The use of point-of-care ultrasonography has continued to evolve in recent years, as it has proven to be more accurate in diagnosing cardiopulmonary conditions than physical exam and chest radiography alone.
“Clinicians have more and more access to handheld ultrasound or bedside ultrasound,” said Ariel L. Shiloh, MD, FCCP, director of Critical Care Consult Service and professor of medicine at Albert Einstein College of Medicine in New York City. “Instead of calling another service to evaluate the patient, we are able to perform the ultrasound ourselves and interpret it to give the patient on-the-spot therapy.”
With this increased use of point-of-care ultrasound comes an increased need for pulmonary/critical care clinicians to improve their skills at image interpretation and clinical applications relevant to critical care ultrasonography. Those topics will be covered in the CHEST 2022 session, Rapid Fire Ultrasound Cases, on Tuesday, October 18, from 8:00 AM – 9:00 AM, in Room 104DE. Dr. Shiloh will chair the session, which will consist of a series of clinical cases using ultrasonography presented as “unknowns.”
“This is designed to be a fun session for attendees with a lot of audience response and participation,” Dr. Shiloh said.
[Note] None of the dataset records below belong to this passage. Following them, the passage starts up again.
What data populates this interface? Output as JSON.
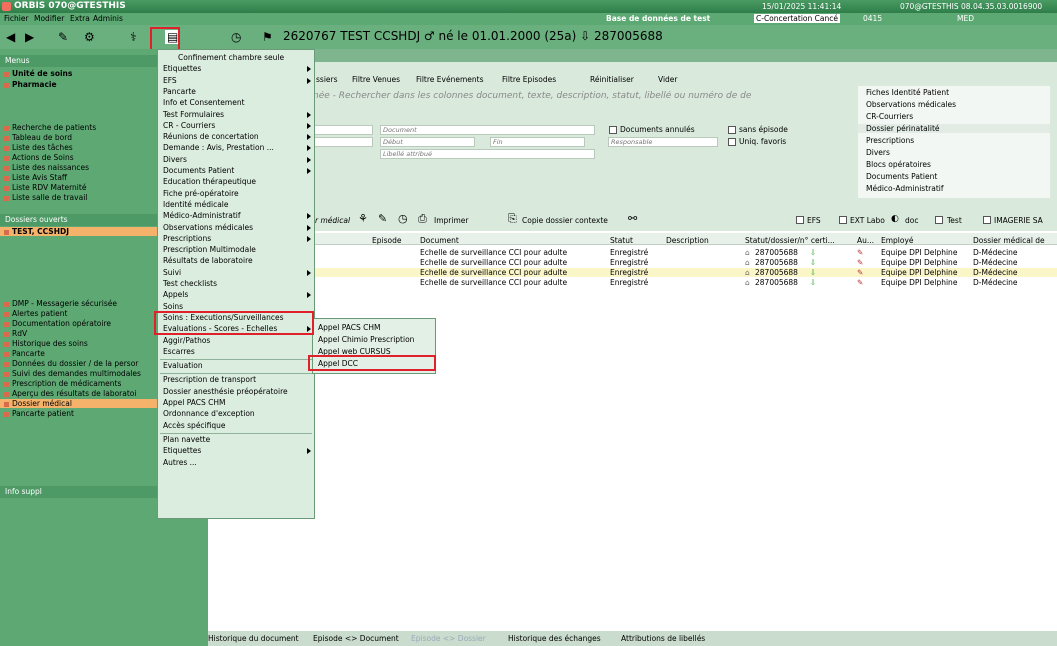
{
  "window": {
    "title": "ORBIS 070@GTESTHIS",
    "datetime": "15/01/2025 11:41:14",
    "session": "070@GTESTHIS 08.04.35.03.0016900"
  },
  "menubar": {
    "items": [
      "Fichier",
      "Modifier",
      "Extra",
      "Adminis"
    ],
    "db_label": "Base de données de test",
    "context": "C-Concertation Cancé",
    "code": "0415",
    "med": "MED"
  },
  "patient": {
    "text": "2620767  TEST CCSHDJ ♂ né le 01.01.2000  (25a)  ⇩ 287005688"
  },
  "left": {
    "menus_header": "Menus",
    "top_items": [
      "Unité de soins",
      "Pharmacie"
    ],
    "nav_items": [
      "Recherche de patients",
      "Tableau de bord",
      "Liste des tâches",
      "Actions de Soins",
      "Liste des naissances",
      "Liste Avis Staff",
      "Liste RDV Maternité",
      "Liste salle de travail"
    ],
    "dossiers_header": "Dossiers ouverts",
    "dossier": "TEST, CCSHDJ",
    "bottom_items": [
      "DMP - Messagerie sécurisée",
      "Alertes patient",
      "Documentation opératoire",
      "RdV",
      "Historique des soins",
      "Pancarte",
      "Données du dossier / de la persor",
      "Suivi des demandes multimodales",
      "Prescription de médicaments",
      "Aperçu des résultats de laboratoi",
      "Dossier médical",
      "Pancarte patient"
    ],
    "info_header": "Info suppl"
  },
  "tabs": [
    "ssiers",
    "Filtre Venues",
    "Filtre Evénements",
    "Filtre Episodes",
    "Réinitialiser",
    "Vider"
  ],
  "search_placeholder": "née - Rechercher dans les colonnes document, texte, description, statut, libellé ou numéro de de",
  "filters": {
    "document": "Document",
    "debut": "Début",
    "fin": "Fin",
    "libelle": "Libellé attribué",
    "responsable": "Responsable",
    "docs_annules": "Documents annulés",
    "sans_episode": "sans épisode",
    "uniq_favoris": "Uniq. favoris"
  },
  "side_list": [
    "Fiches Identité Patient",
    "Observations médicales",
    "CR-Courriers",
    "Dossier périnatalité",
    "Prescriptions",
    "Divers",
    "Blocs opératoires",
    "Documents Patient",
    "Médico-Administratif"
  ],
  "grid_toolbar": {
    "medical": "r médical",
    "imprimer": "Imprimer",
    "copie": "Copie dossier contexte",
    "efs": "EFS",
    "ext_labo": "EXT Labo",
    "doc": "doc",
    "test": "Test",
    "imagerie": "IMAGERIE SA"
  },
  "columns": [
    "Episode",
    "Document",
    "Statut",
    "Description",
    "Statut/dossier/n° certi...",
    "Au...",
    "Employé",
    "Dossier médical de"
  ],
  "rows": [
    {
      "document": "Echelle de surveillance CCI pour adulte",
      "statut": "Enregistré",
      "dossier": "287005688",
      "employe": "Equipe DPI Delphine",
      "dm": "D-Médecine"
    },
    {
      "document": "Echelle de surveillance CCI pour adulte",
      "statut": "Enregistré",
      "dossier": "287005688",
      "employe": "Equipe DPI Delphine",
      "dm": "D-Médecine"
    },
    {
      "document": "Echelle de surveillance CCI pour adulte",
      "statut": "Enregistré",
      "dossier": "287005688",
      "employe": "Equipe DPI Delphine",
      "dm": "D-Médecine"
    },
    {
      "document": "Echelle de surveillance CCI pour adulte",
      "statut": "Enregistré",
      "dossier": "287005688",
      "employe": "Equipe DPI Delphine",
      "dm": "D-Médecine"
    }
  ],
  "menu": {
    "items": [
      "Confinement chambre seule",
      "Etiquettes",
      "EFS",
      "Pancarte",
      "Info et Consentement",
      "Test Formulaires",
      "CR - Courriers",
      "Réunions de concertation",
      "Demande : Avis, Prestation ...",
      "Divers",
      "Documents Patient",
      "Education thérapeutique",
      "Fiche pré-opératoire",
      "Identité médicale",
      "Médico-Administratif",
      "Observations médicales",
      "Prescriptions",
      "Prescription Multimodale",
      "Résultats de laboratoire",
      "Suivi",
      "Test checklists",
      "Appels",
      "Soins",
      "Soins : Executions/Surveillances",
      "Evaluations - Scores - Echelles",
      "Aggir/Pathos",
      "Escarres",
      "Evaluation",
      "Prescription de transport",
      "Dossier anesthésie préopératoire",
      "Appel PACS CHM",
      "Ordonnance d'exception",
      "Accès spécifique",
      "Plan navette",
      "Etiquettes",
      "Autres ..."
    ]
  },
  "submenu": {
    "items": [
      "Appel PACS CHM",
      "Appel Chimio Prescription",
      "Appel web CURSUS",
      "Appel DCC"
    ]
  },
  "bottom_tabs": [
    "Historique du document",
    "Episode <> Document",
    "Episode <> Dossier",
    "Historique des échanges",
    "Attributions de libellés"
  ]
}
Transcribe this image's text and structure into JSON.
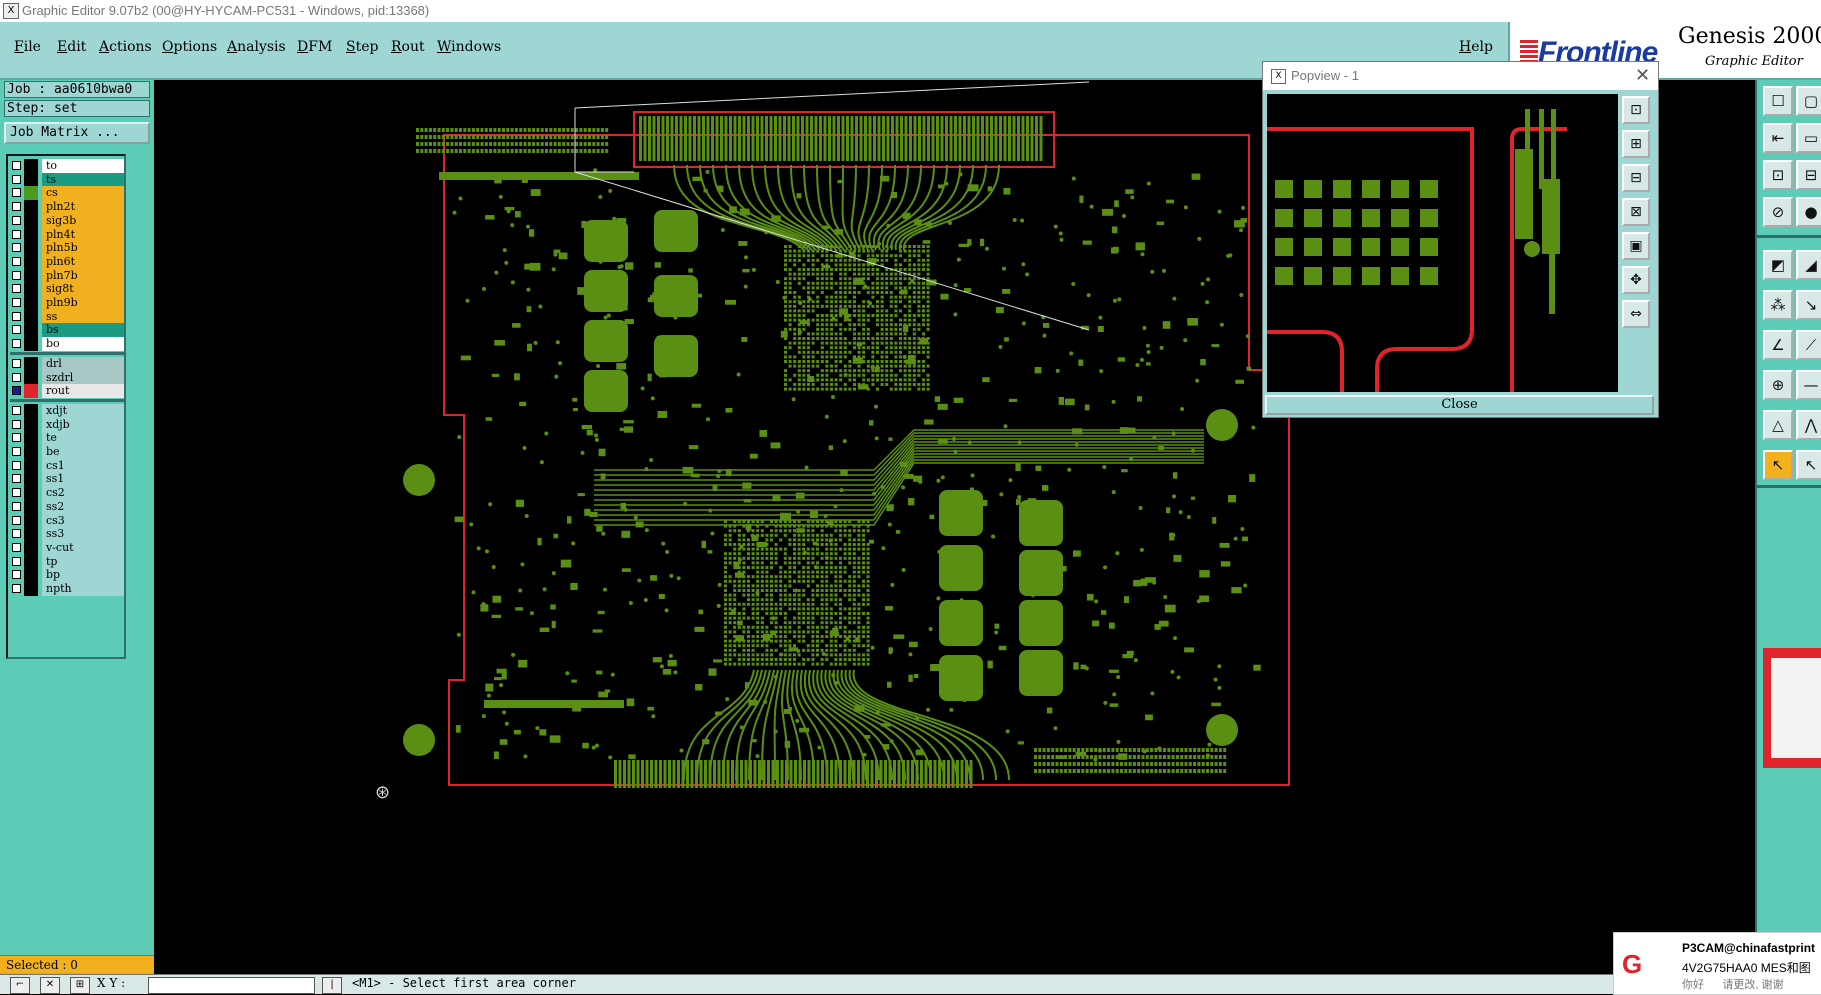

The session will include the presentation of four to five cases from seasoned faculty members, including Subani Chandra, MD, FCCP, of Columbia University Irving Medical Center in New York; Kenneth Lyn-Kew, MD, of National Jewish Health in Denver; Sonia Castillo, MD, FCCP, of Kansas City Veterans Affairs Medical Center; and Lina Miyakawa, MD, of Mount Sinai Beth Israel in New York.
Panel members will analyze images from each case in an attempt to reach a final diagnosis and management strategy. Each presentation will be integrated with a series of audience response system questions, and attendees will see dynamic image interpretation in action with its strengths, pitfalls, ambiguity, and a final accurate or inaccurate diagnosis.
Audience members can compare their own answers to the opinions of the experts, and Dr. Shiloh said to anticipate a rapid-fire, energetic, informative, and amusing interchange between panel members, who will not hesitate to call for support from the audience.
The “unknown” cases will focus on interesting or offbeat cases where clinicians might see something out of the ordinary, Dr. Shiloh said. Ideally, the cases will expand ultrasound knowledge for the audience.
“Like with most things, the more you do it, the more you learn,” Dr. Shiloh said. “As time progresses and there is more and more availability for ultrasound—to the point where some people can carry it in their pocket these days—the more you will find things that you weren’t necessarily looking for. This session will try to highlight how this tool can be used in different scenarios and how it can change patient management.”